The protection of "critical habitat" is closely tied to the ultimate recovery of imperiled species under the Endangered Species Act. Species with designated critical habitat are generally twice as likely to be recovering as those without it. Because all historic habitats for Franciscan manzanita have been destroyed by development, the Fish and Wildlife Service is proposing critical habitat in areas suitable for reintroduction and establishment of new manzanita populations.
Critical habitat is proposed for five locations within the Presidio Trust (Fort Point, Fort Point Rock, World War II Memorial, Immigrant Point and Inspiration Point) and five areas within San Francisco Recreation and Park Department and other lands (Corona Heights, Twin Peaks, Mount Davidson, Diamond Heights, Bernal Heights and Bayview Park).

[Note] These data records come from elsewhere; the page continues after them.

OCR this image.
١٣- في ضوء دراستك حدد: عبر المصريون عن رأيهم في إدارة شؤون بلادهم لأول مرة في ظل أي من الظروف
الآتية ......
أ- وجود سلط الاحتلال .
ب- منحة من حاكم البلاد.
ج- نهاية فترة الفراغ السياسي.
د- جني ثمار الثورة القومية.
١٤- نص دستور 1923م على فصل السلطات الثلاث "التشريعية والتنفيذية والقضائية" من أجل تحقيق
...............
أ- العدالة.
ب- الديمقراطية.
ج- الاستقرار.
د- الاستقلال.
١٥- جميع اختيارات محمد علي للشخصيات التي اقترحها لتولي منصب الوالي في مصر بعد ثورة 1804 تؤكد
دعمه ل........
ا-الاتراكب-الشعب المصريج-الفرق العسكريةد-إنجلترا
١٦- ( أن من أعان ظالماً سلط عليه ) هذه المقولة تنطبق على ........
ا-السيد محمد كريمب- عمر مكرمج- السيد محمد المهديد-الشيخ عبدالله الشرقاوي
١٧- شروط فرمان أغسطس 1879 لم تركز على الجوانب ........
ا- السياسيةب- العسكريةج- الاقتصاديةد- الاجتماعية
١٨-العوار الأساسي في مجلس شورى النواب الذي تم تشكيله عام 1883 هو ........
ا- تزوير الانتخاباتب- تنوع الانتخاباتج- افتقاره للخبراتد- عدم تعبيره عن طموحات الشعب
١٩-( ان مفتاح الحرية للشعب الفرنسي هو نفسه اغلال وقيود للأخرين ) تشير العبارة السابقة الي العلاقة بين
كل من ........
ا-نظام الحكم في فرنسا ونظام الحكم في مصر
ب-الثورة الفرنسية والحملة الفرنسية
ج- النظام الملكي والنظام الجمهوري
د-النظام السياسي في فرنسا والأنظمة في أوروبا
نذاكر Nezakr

The final listing rule, which will publish in the Federal Register tomorrow, will become effective Oct. 5, 2012. The Fish and Wildlife Service will accept public comments on the critical habitat proposal for 60 days.
In 2009, Dr. Daniel Gluesenkamp rediscovered a single Franciscan manzanita, a species that had been presumed extinct in the wild for over 60 years. This subtly charming flowering shrub was endemic to San Francisco, but was tragically lost in the wild despite heroic acts by botanists. In an act of desperation, botanists stood in front of earth-moving equipment in 1947 to rescue the last known wild plants from a construction site. The plants were sent to a botanical garden, and no one found the plant in the wild again until Dr. Gluesenkamp’s discovery.
The last individual manzanita plant was subsequently moved to a more secure location in the Presidio to avoid disturbance from the ongoing construction of the Doyle Drive project. While the individual plant was saved from immediate threat, formal protection was needed to ensure the species can recover. Endangered Species Act protection can benefit the species by creating a recovery plan, prioritizing federal funding for recovery efforts, and helping to protect critical habitats.
The Wild Equity Institute, Center for Biological Diversity and California Native Plant Society filed a formal listing petition seeking federal protection for the manzanita in 2009, and the Wild Equity Institute sued in 2011 when the listing proposal was delayed.
The Center for Biological Diversity is a national, nonprofit conservation organization with more than 375,000 members and online activists dedicated to the protection of endangered species and wild places.